Job layoffs are increasing all across the country. They are becoming a common occurrence. Unfortunately, this may mean you are soon impacted, if you haven’t been already. If your household was previously a two-income family, you are in a unique position. Yes, you will need to cut expenses. You will get unemployment and possibly a severance package; however, these do not last forever and their amounts are smaller than your last paycheck. It is less money than you are used to having. So, how can you make the adjustment and survive a layoff when transitioning from a two-income household down to one?

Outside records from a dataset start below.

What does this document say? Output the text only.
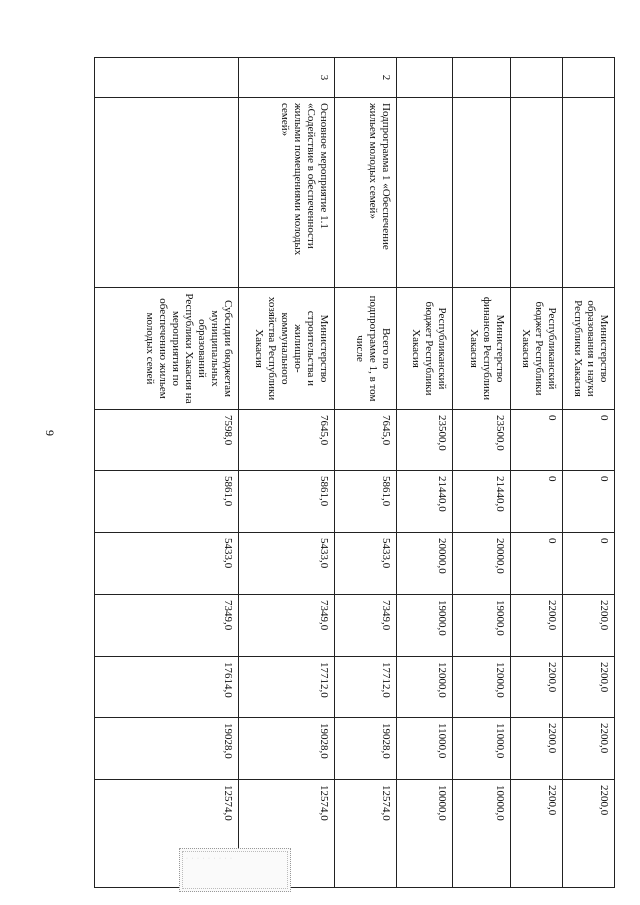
9
		Министерство образования и науки Республики Хакасия	0	0	0	2200,0	2200,0	2200,0	2200,0
		Республиканский бюджет Республики Хакасия	0	0	0	2200,0	2200,0	2200,0	2200,0
		Министерство финансов Республики Хакасия	23500,0	21440,0	20000,0	19000,0	12000,0	11000,0	10000,0
		Республиканский бюджет Республики Хакасия	23500,0	21440,0	20000,0	19000,0	12000,0	11000,0	10000,0
2	Подпрограмма 1 «Обеспечение жильем молодых семей»	Всего по подпрограмме 1, в том числе	7645,0	5861,0	5433,0	7349,0	17712,0	19028,0	12574,0
3	Основное мероприятие 1.1 «Содействие в обеспеченности жилыми помещениями молодых семей»	Министерство строительства и жилищно-коммунального хозяйства Республики Хакасия	7645,0	5861,0	5433,0	7349,0	17712,0	19028,0	12574,0
		Субсидии бюджетам муниципальных образований Республики Хакасия на мероприятия по обеспечению жильем молодых семей	7598,0	5861,0	5433,0	7349,0	17614,0	19028,0	12574,0
· · · · · · · · ·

Most importantly, do not panic. Your husband or wife has income coming in too. This may not be what you wanted to hear, but consider yourself lucky. Many families have one parent staying home with the kids. They are now reduced to no steady income. A single person is now left to, literally, fend for themselves. Once again, you need to make a few changes, but that one remaining income should keep food on the table and pay necessary bills. As stressful and depressing as getting laid off is, remember you will receive unemployment for a time and you have an additional income to fallback on.

Determine how much money you have available to spend each month. Even with unemployment, your weekly checks will be less than before. Determine how much less. Take your husband or wife’s income and add it to your weekly unemployment benefits. How much money does your family have each month? This is important. You cannot live within your means if you don’t know what those means are. Luckily, this step is easy and should take you no more than 15 minutes.

Reduce your expenses. You now know your monthly income. This is how much money you have to survive each month. In terms of reducing expenses, take everything you don’t need to survive, like television, internet, or a morning cup of coffee at Starbucks. Unless on a very tight budget, you don’t need to go without. First, try cutting back. Look at your phone package. How many long distance calls do you make each month? If just one or two, eliminate long-distance and use your cell phone to make those calls. In fact, can your cell phone replace your landline phone? Do the same with internet and television. Look for cheaper alternatives.

Reduce the cost of food. This could easily fall into the category of cutting expenses, but there are so many money saving tips it deserves it own section. To get started, make sure you are shopping at the right stores. Take an afternoon to look at nearby stores; browse their products and prices. The grocery store you shopped at for years may not have the best prices in town. Cut your shopping down to once or twice a week to avoid impulse purchases. Most importantly, use coupons. They appear in most Saturday and Sunday newspapers. You can also use online coupon websites. Perform a standard internet search to find product websites and look for coupons posted.

If you are a parent, you likely had children in daycare. Whether it was all daycare or before and after school only, pull them out. Most daycare contracts have special exceptions for termination of service with job loss. Depending on where you live, this could save anywhere from $100 to $300 a week! When you start looking for a new job, find a part-time babysitter or rely on friends and family to watch your kids while you attend job interviews.

Only use your savings in the event of an emergency. As shown above, there are many ways that you can survive a layoff when still having another full-time, working income to rely on. Start implementing these steps the moment you are laid off from work. One mistake many unemployed workers make is spending their savings right away. If you saved money over the years, you may have anywhere from $2,000 to $20,000 stashed away. Yes, a layoff is considered an emergency, but with the poor job market, there are no guarantees when you will find a new job. Don’t deplete your savings when there are other alternatives.